Luther hat übrigens nicht nur versucht, Bibeltexte für alle verständlich zu machen. Mit Liedern hat er das auch gemacht. Radio Bayern 2 sagt dazu:

 

"Dem Volk aufs Maul schauen" – das war nicht nur beim Bibelübersetzen Luthers Motto, sondern auch beim Singen. Als Vorlagen für seine Lieder verwendete er oft Volkslieder und bekannte Melodien.“ (Quelle: https://www.br.de/radio/bayern2/sendungen/radiowelt/reformation-um-die-ecke-gedacht-102.html )

 

Ich kann noch so sehr von dem überzeugt sein, was ich da wie sagen will, aber wenn ich mir keine Gedanken darüber mache, wem ich das erzählen will, dann habe ich schon verloren.
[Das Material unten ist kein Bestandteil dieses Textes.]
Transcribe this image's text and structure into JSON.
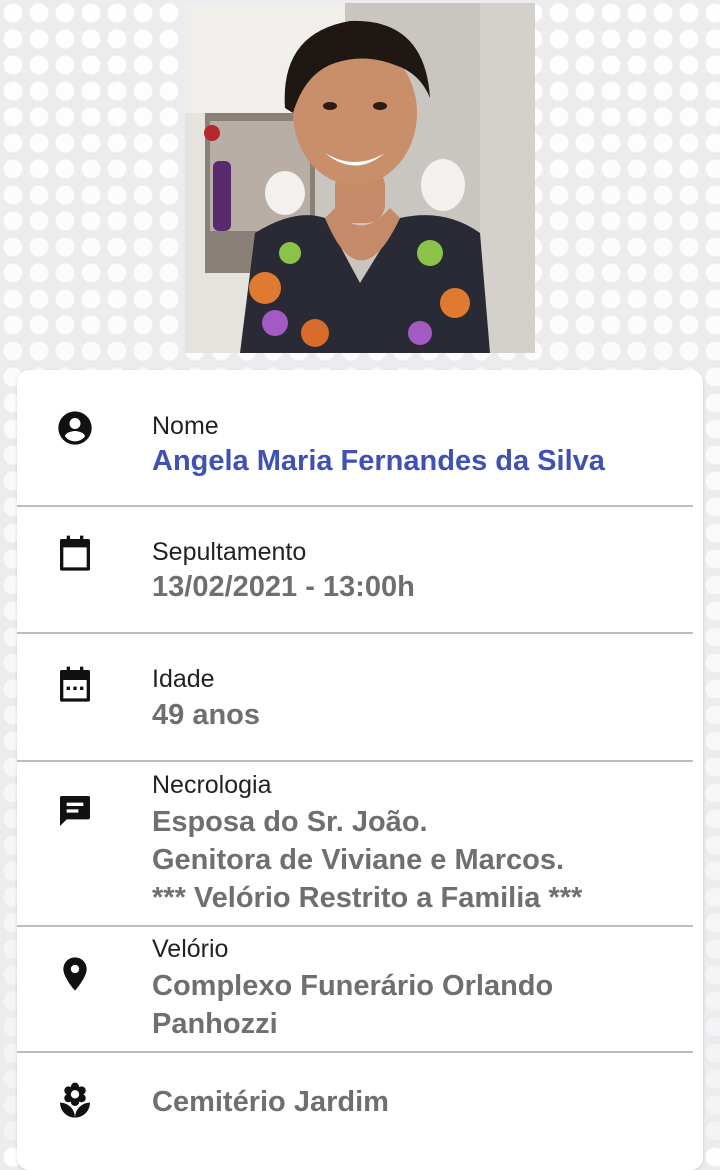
{
  "photo": {
    "alt": "Angela Maria Fernandes da Silva"
  },
  "fields": {
    "nome": {
      "label": "Nome",
      "value": "Angela Maria Fernandes da Silva",
      "icon": "account-circle-icon",
      "color": "#3f51b5"
    },
    "sepultamento": {
      "label": "Sepultamento",
      "value": "13/02/2021 - 13:00h",
      "icon": "calendar-icon"
    },
    "idade": {
      "label": "Idade",
      "value": "49 anos",
      "icon": "calendar-dots-icon"
    },
    "necrologia": {
      "label": "Necrologia",
      "lines": [
        "Esposa do Sr. João.",
        "Genitora de Viviane e Marcos.",
        "*** Velório Restrito a Familia ***"
      ],
      "icon": "message-icon"
    },
    "velorio": {
      "label": "Velório",
      "lines": [
        "Complexo Funerário Orlando",
        "Panhozzi"
      ],
      "icon": "map-pin-icon"
    },
    "cemiterio": {
      "value": "Cemitério Jardim",
      "icon": "flower-icon"
    }
  },
  "colors": {
    "accent": "#3f51b5",
    "value_gray": "#6f6f6f",
    "icon": "#111111"
  }
}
Dann baue ich mich vielleicht selber auf, oder tröste mich selbst, oder ermutige mich selbst. Schön, wenn ich mich selber gerne reden höre, aber um mich geht‘s ja gar nicht. Ich soll ja die andere Person aufbauen, ermutigen und trösten. Und wenn das gelingen soll, dann muss ich meine Sprache anpassen. Es gibt Menschen, die gehen total darin aufgehen, wenn sie sich ’ne Stunde lang eine hochakademische und hochtheologische Ansprache anhören. Wenn ich das aber mit den Menschen auf Facebook oder Instagram versuche, dann schalten nach zwei Minuten die meisten weg und kriegen womöglich gar nicht mit, was wirklich wichtig ist.

 

Wie gesagt: Ich muss mir darüber klar sein, zu wem ich rede. 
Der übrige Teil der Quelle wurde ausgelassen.